My He(ART)-Full Life



Sunday, July 15, 2012

resisting change

This past week I have been so frustrated with my art!!! I have been struggling with moving in a new direction and (for some strange reason) I have a compulsion to paint the same lady all the time!!! Does she have something to tell me?? Am I simply afraid to evolve artistically?? Am I stuck??? If someone knows what this all means...please tell me!!!  It seems like I take one step forward and then 5 steps back!
I think I feel comfortable painting the same way because its what I know. I trust that there is a path ahead but...I don't trust that I know the way. Anyhoo...
I decided to take a break from painting and get out into the world to be inspired, play and get some perspective. I came across this wonderful art exhibition called the Art Of the Dream. I loved how nothing made sense (or had to) and different visual perspectives were all presented simultaneously. It took my breath away and opened me up all at once. I especially love the painting with the woman holding the bowl with 3 white birds (upper right). Love all the circular motion.

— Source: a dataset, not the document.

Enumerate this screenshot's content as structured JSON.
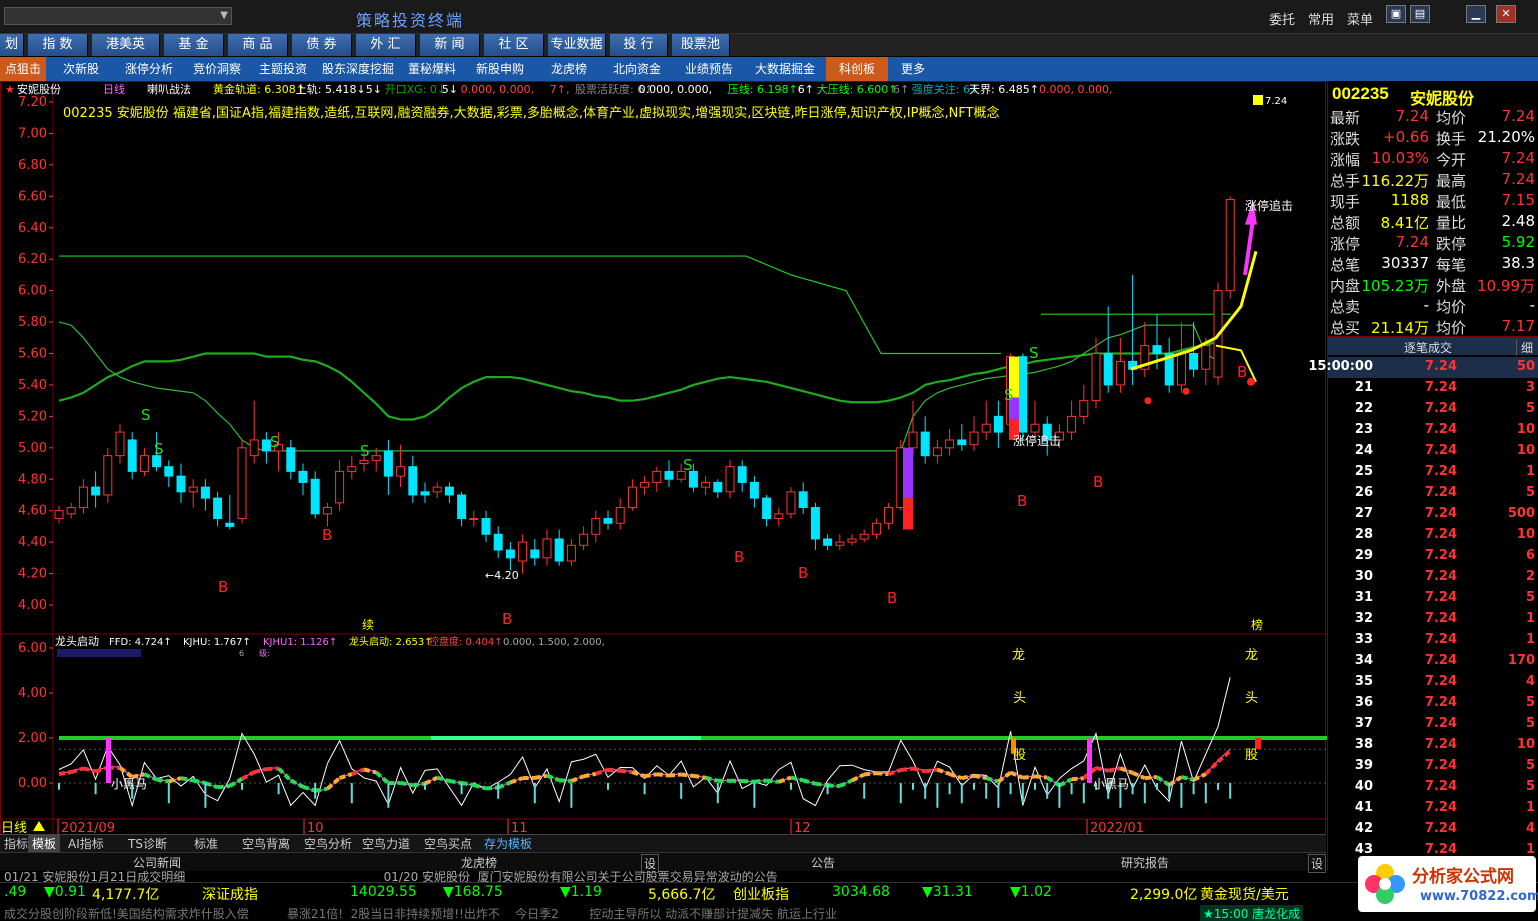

I also managed to get some alone time with my journal, a book and a cup of tea. Writing unlocks so many mysteries + questions, don't you think? It's cathartic and replenishing all at once. Plus...I think that shortbread makes everything better; it's just one of those simple facts of life:)
And...puttered around in my garden...I planted a gazillion wildflower seeds a few months ago and it's so amazing to watch them grow and change every single day. Now...why can't I follow suite instead of digging in my heels and resisting change every step of the way??? Nature is such a brilliant teacher. Just wish I were a better student. sigh. xxx

2 comments:

Anonymous said...

so sympathise! i get a horrid restless feeling when a new direction is trying to break through, and nothing looks good enough and i miss the totally engaged feeling of the 'old' days, totally forgetting that this has happened before and will happen again! but you are doing all the right things - going and being in nature, checking out new art, playing with new materials, journalling...
i just took the liberty of pulling a sacred gardens card for you and this is what it said:
WATER BASIN the sacred feminine/grandmother ocean - a tsukubai/basin in the garden reminds us to wash our hands and mouth before entering a sacred space.
my interpretation would be to 'cleanse your palate',to do a ritual invoking Kuan-Yin chinese goddess of compassion, love, healing and acceptance to release the old with love and wash your hands and mouth to accept the new - and then to literally cleanse your palette and clean off the old colours, lay out clean paper/canvas and sit in a new position to work, eg kneel or stand or cross legged...
and see what comes ;)
maybe lakshmi will send a shower of gold for you :)
the deck is by elizabeth murray from pomegranate publishing and has been unavailable in britain for years, so i was thrilled to get one on amazon last week!
off to take my scary new direction!
all good wishes
dee @ birds sing artblog

SooZeQue said...

I don't think there is any issue with creating the same thing...but really each painting isn't exactly the same they all have a different look, feel. They have their similarities, but that makes them united as one. I wouldn't force the change I think it will happen when and IF it is ready.